The most basic elements of any programming language are "things".<br>
The most basic _things_ in Python are: integers, floats, strings, and booleans.

In [1]:
# An integer
2

2

In [2]:
# A floating-point number
2.0

2.0

In [3]:
# A string
'string'

'string'

In [4]:
# A complex number
1 + 2j

(1+2j)

In [5]:
# A boolean
True

True

## Printing things

In [6]:
# We can print things to see values of things
print(2)
print(3.0)
print('hello')
print(False)

2
3.0
hello
False


## Variables

In [7]:
# Things can be stored as variables
a = 2
b = 'hello'
c = True  # This is case sensitive
C = 1+2j

In [8]:
# We can print values of variables
print(a)
print(b)
print(c)
print(c)

2
hello
True
True


In [9]:
# We can print types of variables
print(type(a))
print(type(b))
print(type(c))
print(type(C))

<class 'int'>
<class 'str'>
<class 'bool'>
<class 'complex'>


In [10]:
# We can print several things at once
print(a, b, c, C)
print(a, type(a))

2 hello True (1+2j)
2 <class 'int'>


## Quick quizz

In [None]:
# Assume we execute:
a = 1
b = a
a = 2

# Value of "b" is...?

In [12]:
help(print)

Help on built-in function print in module builtins:

print(...)
    print(value, ..., sep=' ', end='\n', file=sys.stdout, flush=False)
    
    Prints the values to a stream, or to sys.stdout by default.
    Optional keyword arguments:
    file:  a file-like object (stream); defaults to the current sys.stdout.
    sep:   string inserted between values, default a space.
    end:   string appended after the last value, default a newline.
    flush: whether to forcibly flush the stream.



## 2. Commands that operate on things

Just storing data in variables isn't much use to us.
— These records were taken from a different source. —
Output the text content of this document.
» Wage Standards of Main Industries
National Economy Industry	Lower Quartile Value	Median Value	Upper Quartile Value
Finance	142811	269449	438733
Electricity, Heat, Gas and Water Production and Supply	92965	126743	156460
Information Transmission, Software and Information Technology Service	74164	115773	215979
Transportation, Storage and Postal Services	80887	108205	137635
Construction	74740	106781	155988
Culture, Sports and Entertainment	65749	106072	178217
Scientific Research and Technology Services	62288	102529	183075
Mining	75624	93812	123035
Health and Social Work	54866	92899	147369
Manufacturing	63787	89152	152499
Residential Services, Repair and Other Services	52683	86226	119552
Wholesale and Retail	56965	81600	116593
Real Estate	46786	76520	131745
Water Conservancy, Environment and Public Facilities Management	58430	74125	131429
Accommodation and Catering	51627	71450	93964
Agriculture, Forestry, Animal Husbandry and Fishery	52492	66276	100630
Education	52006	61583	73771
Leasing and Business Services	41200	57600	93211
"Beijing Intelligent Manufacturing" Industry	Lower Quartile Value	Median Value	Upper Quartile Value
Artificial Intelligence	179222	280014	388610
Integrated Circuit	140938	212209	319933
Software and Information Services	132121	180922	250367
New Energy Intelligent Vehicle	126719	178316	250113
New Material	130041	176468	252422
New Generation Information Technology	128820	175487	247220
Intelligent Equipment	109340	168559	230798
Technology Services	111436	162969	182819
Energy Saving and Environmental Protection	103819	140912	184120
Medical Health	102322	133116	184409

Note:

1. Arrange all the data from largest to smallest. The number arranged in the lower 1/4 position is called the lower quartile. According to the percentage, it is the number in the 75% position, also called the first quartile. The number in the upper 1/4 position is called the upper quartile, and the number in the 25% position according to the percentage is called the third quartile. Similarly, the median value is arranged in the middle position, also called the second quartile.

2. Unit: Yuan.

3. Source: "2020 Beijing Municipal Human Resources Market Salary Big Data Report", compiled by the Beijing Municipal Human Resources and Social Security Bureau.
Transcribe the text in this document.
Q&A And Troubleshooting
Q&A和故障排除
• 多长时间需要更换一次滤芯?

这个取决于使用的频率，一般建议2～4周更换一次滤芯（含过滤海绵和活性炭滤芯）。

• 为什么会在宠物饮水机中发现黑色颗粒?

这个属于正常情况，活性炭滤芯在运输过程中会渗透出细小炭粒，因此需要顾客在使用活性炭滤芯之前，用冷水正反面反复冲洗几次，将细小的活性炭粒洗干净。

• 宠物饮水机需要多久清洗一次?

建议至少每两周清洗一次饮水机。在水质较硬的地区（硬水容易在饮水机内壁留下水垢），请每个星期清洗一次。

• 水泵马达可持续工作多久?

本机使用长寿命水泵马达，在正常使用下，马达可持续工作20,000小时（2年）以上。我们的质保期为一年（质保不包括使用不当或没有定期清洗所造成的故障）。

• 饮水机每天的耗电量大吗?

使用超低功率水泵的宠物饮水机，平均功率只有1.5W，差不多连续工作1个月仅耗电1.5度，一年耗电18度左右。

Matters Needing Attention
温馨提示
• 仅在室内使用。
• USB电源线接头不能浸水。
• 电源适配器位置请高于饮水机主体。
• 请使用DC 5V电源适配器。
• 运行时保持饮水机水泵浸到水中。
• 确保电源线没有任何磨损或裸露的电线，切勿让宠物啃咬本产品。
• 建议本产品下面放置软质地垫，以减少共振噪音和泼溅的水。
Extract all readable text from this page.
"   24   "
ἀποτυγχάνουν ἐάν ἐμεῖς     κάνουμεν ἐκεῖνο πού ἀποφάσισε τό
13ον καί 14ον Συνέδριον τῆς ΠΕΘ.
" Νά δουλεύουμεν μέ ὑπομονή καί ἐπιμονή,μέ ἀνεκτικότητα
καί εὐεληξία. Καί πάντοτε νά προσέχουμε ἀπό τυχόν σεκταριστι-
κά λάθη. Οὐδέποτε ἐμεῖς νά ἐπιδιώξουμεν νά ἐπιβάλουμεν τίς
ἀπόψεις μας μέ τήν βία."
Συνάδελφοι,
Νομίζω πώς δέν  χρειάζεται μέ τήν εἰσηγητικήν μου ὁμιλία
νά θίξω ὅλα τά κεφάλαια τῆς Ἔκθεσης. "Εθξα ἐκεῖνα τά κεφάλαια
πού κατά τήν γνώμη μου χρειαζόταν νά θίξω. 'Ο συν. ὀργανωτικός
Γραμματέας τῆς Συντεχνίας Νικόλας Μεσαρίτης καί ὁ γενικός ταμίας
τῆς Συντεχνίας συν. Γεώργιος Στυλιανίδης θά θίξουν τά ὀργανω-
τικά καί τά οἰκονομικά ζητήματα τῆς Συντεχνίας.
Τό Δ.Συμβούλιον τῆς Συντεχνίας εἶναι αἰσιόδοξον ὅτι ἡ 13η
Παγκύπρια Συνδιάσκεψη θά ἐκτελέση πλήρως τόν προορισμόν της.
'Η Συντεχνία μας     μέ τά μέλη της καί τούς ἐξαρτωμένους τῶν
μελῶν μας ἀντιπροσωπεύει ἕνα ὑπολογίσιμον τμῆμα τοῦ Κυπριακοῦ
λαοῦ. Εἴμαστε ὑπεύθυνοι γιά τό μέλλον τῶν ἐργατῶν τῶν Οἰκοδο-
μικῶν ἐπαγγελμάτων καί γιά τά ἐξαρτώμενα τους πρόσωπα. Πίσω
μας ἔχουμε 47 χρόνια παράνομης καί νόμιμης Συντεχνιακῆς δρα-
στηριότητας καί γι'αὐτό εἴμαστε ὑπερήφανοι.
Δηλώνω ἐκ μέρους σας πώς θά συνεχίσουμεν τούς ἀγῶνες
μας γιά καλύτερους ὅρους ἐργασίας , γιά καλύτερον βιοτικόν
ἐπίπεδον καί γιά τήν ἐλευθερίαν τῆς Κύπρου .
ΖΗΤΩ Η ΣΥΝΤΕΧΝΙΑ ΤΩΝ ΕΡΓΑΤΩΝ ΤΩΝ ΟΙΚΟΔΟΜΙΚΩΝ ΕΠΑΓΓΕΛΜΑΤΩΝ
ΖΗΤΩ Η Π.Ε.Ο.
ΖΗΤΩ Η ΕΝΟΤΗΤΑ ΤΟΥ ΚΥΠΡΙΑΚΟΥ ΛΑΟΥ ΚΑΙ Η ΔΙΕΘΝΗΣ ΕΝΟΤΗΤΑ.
Right away, we'd like to start performing
operations and manipulations on data and variables.

There are three very common means of performing an operation on a thing.

### 2.1 Use an operator

All of the basic math operators work like you think they should for numbers. They can also
do some useful operations on other things, like strings. There are also boolean operators that
compare quantities and give back a `bool` variable as a result.

In [13]:
# Standard math operators work as expected on numbers
a = 2
b = 3
c=4   # spaces are not important
C = 5 # capitalization IS important
print(c)
print(C)
print(a + b)
print(a - b)
print(a * b)
print(a ** b)  # a to the power of b (a^b does something completely different!)
print(a / b)   # Careful with dividing integers if you use Python 2
print(a // b)  # Integer division 

4
5
5
-1
6
8
0.6666666666666666
0


In [14]:
# There are also operators for strings
print('hello' + 'world')
print('hello' * 3) # we can multiply strings and integers works
# print('hello' / 3) # but can't divide
# print('hello' * 3.5) # does not work either

helloworld
hellohellohello


In [15]:
# Boolean operators compare two things
print(1 > 3)
print(3 == 3)

False
True


In [16]:
# We can assign the result of a comparison to a variable
a = (1 > 3)
b = (3 == 3)
print(a)
print(b)
print(a or b)
print(a and b)
print(a is not b)
print(a is b)

False
True
True
False
True
False


### 2.2  Functions()

These will be very familiar to anyone who has programmed in any language, and work like you
would expect.

In [18]:
# There are thousands of functions that operate on things
print(type(3))
print(len('hello'))
print(round(3.3))

<class 'int'>
5
3


__TIP:__ To find out what a function does, you can type it's name and then a question mark to
get a pop up help window. Or, to see what arguments it takes, you can type its name, an open
parenthesis, and hit tab.

In [17]:
round?
#round(
round(3.14159,2)

3.14

### 2.3 .methods

Before we get any farther into the Python language, we have to say a word about "objects". We
will not be teaching object oriented programming in this workshop, but you will encounter objects
throughout Python (in fact, even seemingly simple things like ints and strings are actually
objects in Python).

In the simplest terms, you can think of an object as a small bundled "thing" that contains within
itself both data and functions that operate on that data. For example, strings in Python are
objects that contain a set of characters and also various functions that operate on the set of
characters. When bundled in an object, these functions are called "methods".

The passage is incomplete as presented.